= Gordana Dukovic =

American physical chemist

Gordana Dukovic is a physical chemist. She is currently a professor in the Department of Chemistry at the University of Colorado Boulder.

== Life and education ==
Gordana Dukovic earned her B.A. at Rutgers University in 2001, majoring in chemistry and minoring in Italian. In her PhD studies, she did research at Columbia University on the spectroscopy of carbon nanotubes with Louis Brus as her advisor. She was awarded a PhD in chemistry with distinction in 2006 for her thesis entitled "Electronic spectra of carbon nanotubes: excitonic states, chemical doping, and chiral interactions." After her PhD, Dukovic did her postdoctoral research on nanoscience and photochemistry with Paul Alivisatos at the University of California, Berkeley.

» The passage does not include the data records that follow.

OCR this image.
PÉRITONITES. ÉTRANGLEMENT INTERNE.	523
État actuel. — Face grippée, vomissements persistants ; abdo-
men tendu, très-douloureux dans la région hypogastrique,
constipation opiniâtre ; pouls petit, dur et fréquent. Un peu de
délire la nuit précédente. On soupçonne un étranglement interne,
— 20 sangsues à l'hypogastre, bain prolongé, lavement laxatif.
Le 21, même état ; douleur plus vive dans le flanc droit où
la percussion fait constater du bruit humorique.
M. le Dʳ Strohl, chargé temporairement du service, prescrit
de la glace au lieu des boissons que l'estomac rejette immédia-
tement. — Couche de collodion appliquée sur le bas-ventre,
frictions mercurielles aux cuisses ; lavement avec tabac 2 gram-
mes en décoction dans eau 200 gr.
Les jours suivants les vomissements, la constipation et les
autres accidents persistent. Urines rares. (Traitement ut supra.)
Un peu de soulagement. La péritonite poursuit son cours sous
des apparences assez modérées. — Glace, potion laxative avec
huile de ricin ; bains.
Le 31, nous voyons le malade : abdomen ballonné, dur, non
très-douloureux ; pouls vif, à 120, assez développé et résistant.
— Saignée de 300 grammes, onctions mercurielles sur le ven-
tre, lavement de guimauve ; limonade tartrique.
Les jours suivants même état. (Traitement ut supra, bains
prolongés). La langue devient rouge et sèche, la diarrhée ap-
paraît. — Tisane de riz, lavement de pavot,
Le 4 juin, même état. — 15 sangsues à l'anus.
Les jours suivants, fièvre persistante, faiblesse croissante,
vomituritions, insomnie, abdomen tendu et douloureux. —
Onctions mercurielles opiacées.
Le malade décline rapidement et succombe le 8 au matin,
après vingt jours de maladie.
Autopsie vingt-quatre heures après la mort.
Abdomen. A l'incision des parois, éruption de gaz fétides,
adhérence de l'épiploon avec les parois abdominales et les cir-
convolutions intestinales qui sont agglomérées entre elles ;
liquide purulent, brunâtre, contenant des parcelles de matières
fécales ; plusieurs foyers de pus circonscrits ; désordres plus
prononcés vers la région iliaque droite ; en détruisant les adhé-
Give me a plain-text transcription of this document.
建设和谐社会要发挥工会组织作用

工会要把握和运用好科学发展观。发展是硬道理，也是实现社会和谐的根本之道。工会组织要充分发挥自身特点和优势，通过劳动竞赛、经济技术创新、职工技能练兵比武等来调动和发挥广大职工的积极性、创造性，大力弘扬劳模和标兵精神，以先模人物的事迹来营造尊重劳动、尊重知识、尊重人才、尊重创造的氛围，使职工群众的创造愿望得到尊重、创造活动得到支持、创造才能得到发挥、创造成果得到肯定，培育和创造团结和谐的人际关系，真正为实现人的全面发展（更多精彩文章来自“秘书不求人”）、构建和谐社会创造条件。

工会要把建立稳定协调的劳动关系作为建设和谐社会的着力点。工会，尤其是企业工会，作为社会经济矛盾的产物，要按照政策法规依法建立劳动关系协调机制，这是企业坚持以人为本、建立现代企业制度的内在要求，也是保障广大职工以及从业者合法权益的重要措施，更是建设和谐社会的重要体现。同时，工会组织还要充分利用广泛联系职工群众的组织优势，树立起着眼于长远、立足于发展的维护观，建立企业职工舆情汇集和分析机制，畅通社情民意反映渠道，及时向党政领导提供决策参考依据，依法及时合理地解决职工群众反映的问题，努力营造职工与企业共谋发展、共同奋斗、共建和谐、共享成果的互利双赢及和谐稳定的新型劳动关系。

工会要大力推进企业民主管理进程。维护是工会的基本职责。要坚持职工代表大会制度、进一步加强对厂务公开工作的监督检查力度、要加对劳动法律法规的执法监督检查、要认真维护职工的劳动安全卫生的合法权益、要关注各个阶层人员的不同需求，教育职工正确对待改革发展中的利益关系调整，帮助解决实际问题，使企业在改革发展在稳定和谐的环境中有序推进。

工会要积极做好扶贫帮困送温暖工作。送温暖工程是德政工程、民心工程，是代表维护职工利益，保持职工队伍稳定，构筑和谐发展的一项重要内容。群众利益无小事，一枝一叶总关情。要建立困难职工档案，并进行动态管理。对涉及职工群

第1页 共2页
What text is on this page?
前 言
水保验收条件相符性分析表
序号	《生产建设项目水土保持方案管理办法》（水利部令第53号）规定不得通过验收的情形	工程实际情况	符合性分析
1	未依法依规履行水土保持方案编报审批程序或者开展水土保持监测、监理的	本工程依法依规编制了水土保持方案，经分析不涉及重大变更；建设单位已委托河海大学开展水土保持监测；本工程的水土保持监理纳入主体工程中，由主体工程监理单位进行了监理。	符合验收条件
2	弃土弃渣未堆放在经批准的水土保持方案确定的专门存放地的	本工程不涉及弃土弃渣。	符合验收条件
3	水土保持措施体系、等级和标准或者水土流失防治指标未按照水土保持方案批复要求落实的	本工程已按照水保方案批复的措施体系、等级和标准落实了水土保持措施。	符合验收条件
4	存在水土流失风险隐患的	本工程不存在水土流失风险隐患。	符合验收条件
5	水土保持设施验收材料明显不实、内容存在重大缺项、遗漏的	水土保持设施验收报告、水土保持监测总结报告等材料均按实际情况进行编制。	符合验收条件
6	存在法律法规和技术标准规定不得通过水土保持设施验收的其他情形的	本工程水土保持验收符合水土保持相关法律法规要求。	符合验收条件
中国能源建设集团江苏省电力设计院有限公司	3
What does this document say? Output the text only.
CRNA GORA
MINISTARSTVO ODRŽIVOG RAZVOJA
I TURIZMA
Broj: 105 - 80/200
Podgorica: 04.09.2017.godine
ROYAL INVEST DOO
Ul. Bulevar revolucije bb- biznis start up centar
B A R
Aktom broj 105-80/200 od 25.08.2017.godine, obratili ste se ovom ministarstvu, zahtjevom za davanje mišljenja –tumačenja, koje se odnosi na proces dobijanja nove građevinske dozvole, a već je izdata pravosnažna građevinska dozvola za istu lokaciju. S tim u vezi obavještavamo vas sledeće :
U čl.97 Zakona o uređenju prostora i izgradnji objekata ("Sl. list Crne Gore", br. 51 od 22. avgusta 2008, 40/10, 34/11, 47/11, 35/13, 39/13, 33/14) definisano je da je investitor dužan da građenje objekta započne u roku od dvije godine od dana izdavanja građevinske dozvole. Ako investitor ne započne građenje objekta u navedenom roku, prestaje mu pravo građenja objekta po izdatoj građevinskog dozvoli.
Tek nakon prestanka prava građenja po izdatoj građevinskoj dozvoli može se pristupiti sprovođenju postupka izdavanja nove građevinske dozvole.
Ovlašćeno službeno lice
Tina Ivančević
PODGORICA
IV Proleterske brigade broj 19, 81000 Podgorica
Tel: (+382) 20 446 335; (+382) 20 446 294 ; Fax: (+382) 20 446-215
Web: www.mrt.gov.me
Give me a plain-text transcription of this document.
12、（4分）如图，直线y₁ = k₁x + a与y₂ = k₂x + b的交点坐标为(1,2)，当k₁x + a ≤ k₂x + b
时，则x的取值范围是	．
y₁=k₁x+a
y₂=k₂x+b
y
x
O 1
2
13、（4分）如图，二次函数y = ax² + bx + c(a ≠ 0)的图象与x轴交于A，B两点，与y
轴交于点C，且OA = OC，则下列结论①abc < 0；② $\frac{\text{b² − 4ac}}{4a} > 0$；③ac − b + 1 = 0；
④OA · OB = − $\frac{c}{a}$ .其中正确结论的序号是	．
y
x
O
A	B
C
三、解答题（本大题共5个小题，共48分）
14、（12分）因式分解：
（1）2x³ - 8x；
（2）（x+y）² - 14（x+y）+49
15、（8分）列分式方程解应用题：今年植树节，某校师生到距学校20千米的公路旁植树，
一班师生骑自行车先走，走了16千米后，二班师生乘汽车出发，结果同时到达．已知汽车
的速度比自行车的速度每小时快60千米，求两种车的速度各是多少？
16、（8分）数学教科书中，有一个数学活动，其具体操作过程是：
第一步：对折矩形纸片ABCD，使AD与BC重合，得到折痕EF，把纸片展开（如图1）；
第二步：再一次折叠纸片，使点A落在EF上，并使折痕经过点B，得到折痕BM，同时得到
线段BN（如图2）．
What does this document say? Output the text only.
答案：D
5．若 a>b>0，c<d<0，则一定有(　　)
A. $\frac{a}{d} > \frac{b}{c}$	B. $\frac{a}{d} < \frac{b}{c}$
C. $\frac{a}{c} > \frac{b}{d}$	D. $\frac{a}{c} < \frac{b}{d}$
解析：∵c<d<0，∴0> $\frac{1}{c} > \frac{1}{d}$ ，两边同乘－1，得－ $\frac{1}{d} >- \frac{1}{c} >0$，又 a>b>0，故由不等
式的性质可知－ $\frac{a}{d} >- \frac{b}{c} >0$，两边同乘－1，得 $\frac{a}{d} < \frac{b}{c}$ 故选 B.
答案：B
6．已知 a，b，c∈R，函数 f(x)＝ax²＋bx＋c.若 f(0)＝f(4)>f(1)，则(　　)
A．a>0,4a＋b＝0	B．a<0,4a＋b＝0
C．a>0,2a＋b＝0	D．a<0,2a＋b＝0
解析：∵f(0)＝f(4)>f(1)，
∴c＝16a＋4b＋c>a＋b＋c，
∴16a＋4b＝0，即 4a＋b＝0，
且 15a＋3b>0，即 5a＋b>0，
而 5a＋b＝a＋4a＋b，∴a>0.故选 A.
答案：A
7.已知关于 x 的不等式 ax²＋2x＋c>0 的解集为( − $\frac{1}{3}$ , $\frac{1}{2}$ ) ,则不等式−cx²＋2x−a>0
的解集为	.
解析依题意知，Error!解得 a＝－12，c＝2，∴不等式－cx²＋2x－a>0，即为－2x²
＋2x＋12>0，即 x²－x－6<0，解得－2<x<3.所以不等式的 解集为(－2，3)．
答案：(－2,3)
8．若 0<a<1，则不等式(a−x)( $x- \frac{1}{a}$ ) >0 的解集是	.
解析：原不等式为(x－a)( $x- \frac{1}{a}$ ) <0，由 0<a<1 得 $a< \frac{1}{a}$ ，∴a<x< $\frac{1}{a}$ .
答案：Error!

In 2009, Dukovic became faculty as an assistant professor of chemistry in the Department of Chemistry at the University of Colorado Boulder, where her research group uses nanoscale synthesis and ultrafast spectroscopy to study fundamental problems in nanoscience and how they impact the application of nanoscale materials to solar energy harvesting. In 2016 she was granted tenure to become an associate professor of chemistry.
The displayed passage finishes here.